- Bitcoin futures are cooling as whales pull back while retail traders now drive market momentum and shape short term sentiment.
- Active addresses are climbing again after last year’s collapse showing Bitcoin’s recovery journey from deep lows to fresh highs.
- Institutional selling still weighs on perpetual markets but steadier spot action shows cautious strength in the broader Bitcoin market.
Bitcoin’s futures market is undergoing a critical shift, raising concerns about market direction and sentiment. According to analysis by EgyhashX from CryptoQuant, whale activity has slowed, while retail traders now hold greater influence. This transition comes at a time when Bitcoin trades just above $111,000.
Futures Market Cools as Whale Activity Declines
Data shows a drop in participation from large futures traders. Average Order Size metrics reveal smaller transactions now dominate activity. Hence, retail influence has become more visible, overshadowing whales who traditionally drive futures markets. The Futures Volume Bubble Map also confirms reduced trading intensity, marking a cooling phase.
Additionally, the Bitcoin Futures Taker CVD indicates sellers hold stronger control. This sustained selling pressure reinforces bearish expectations and suggests traders anticipate further downside risk. Consequently, Bitcoin’s price may remain range-bound unless institutional players reenter with significant demand.
On-Chain Signals Show Mixed Recovery
Glassnode data further highlights fragile market stability. Active addresses dropped precipitously between October 2023 and mid-2024, reaching a low of about 25,000. By September 2025, however, the recovery had gotten stronger, with over 719,000 addresses. The price of bitcoin followed these trends, plummeting to $40,000 in 2024 before rising to levels above $120,000.
Moreover, options delta skew displayed extreme volatility. Spikes from positive 15 to negative 15 occurred during major price swings, signaling rapid shifts in sentiment. Current readings near 10 indicate bullish leanings, yet derivatives still reveal caution.

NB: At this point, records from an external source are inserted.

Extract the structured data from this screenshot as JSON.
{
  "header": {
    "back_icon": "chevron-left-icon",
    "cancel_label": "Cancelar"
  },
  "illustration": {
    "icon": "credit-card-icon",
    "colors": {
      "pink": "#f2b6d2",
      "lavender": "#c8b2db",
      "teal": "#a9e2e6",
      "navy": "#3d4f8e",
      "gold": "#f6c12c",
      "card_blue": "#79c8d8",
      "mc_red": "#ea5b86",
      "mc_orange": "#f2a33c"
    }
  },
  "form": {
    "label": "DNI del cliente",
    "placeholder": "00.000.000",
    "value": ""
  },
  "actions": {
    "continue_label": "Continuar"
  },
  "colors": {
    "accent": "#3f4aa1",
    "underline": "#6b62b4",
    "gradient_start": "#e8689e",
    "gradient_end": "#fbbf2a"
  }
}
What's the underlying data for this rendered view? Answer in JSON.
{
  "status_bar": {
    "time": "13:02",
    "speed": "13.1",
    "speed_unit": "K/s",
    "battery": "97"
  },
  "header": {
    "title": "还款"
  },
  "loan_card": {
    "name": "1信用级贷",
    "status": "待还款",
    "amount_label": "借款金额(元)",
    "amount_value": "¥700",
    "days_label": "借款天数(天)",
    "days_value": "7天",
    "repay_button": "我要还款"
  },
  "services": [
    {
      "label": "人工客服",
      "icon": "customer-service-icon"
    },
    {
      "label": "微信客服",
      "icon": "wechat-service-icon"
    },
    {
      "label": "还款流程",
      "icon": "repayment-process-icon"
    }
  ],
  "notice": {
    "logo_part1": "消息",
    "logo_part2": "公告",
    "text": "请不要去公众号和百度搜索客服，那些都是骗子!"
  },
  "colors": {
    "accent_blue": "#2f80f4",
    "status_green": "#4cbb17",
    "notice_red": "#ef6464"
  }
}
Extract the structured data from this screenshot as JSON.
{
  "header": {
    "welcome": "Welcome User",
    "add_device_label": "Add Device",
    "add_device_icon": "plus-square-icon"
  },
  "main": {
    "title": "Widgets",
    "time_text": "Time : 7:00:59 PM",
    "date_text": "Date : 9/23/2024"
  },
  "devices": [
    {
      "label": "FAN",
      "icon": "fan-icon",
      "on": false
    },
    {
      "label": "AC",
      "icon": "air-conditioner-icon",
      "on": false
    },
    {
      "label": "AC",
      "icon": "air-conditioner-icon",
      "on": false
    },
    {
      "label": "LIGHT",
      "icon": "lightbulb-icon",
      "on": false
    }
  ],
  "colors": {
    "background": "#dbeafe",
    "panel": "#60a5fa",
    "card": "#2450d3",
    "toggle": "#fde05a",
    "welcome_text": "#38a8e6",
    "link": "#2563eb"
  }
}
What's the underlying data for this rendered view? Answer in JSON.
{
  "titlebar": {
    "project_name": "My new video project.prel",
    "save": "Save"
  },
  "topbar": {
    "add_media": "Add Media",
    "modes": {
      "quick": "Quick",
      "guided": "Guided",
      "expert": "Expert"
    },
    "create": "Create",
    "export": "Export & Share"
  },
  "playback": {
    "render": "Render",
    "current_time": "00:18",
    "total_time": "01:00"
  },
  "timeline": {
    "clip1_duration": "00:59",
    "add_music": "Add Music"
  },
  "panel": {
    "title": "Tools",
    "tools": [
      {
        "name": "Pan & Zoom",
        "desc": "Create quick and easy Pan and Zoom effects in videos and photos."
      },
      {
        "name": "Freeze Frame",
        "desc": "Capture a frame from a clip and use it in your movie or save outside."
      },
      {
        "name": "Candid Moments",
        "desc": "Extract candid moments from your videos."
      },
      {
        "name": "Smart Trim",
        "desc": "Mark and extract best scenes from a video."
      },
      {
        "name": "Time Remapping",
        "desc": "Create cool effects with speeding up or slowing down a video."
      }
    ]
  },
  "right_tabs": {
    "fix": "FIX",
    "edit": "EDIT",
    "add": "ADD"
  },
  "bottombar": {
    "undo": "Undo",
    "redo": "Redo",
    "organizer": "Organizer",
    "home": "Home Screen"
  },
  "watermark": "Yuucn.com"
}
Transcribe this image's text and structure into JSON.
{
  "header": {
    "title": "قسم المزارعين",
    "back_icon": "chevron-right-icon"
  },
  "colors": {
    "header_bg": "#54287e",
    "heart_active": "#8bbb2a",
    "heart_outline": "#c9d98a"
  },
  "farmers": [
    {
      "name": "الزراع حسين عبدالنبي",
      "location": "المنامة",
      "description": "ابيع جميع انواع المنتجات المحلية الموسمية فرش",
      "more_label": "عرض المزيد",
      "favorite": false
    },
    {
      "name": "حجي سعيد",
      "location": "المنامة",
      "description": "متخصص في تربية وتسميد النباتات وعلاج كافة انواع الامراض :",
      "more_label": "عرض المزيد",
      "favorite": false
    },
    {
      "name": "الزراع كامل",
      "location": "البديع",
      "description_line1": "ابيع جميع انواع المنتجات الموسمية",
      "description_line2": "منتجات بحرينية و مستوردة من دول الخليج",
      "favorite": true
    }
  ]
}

Perpetual CVD recorded severe drawdowns, dropping below -$2 billion during 2024 downturns. Although recovery pushed levels closer to neutral, the current figure at -186 million reflects persistent institutional selling. Conversely, spot CVD remained steadier, fluctuating within a narrower range, with the latest reading at -65 million showing balanced activity.
Bitcoin’s market landscape now reflects growing retail influence, cautious institutional behavior, and fragile on-chain recovery. Unless whales step back in force, sideways or bearish pressure may dominate near-term trends.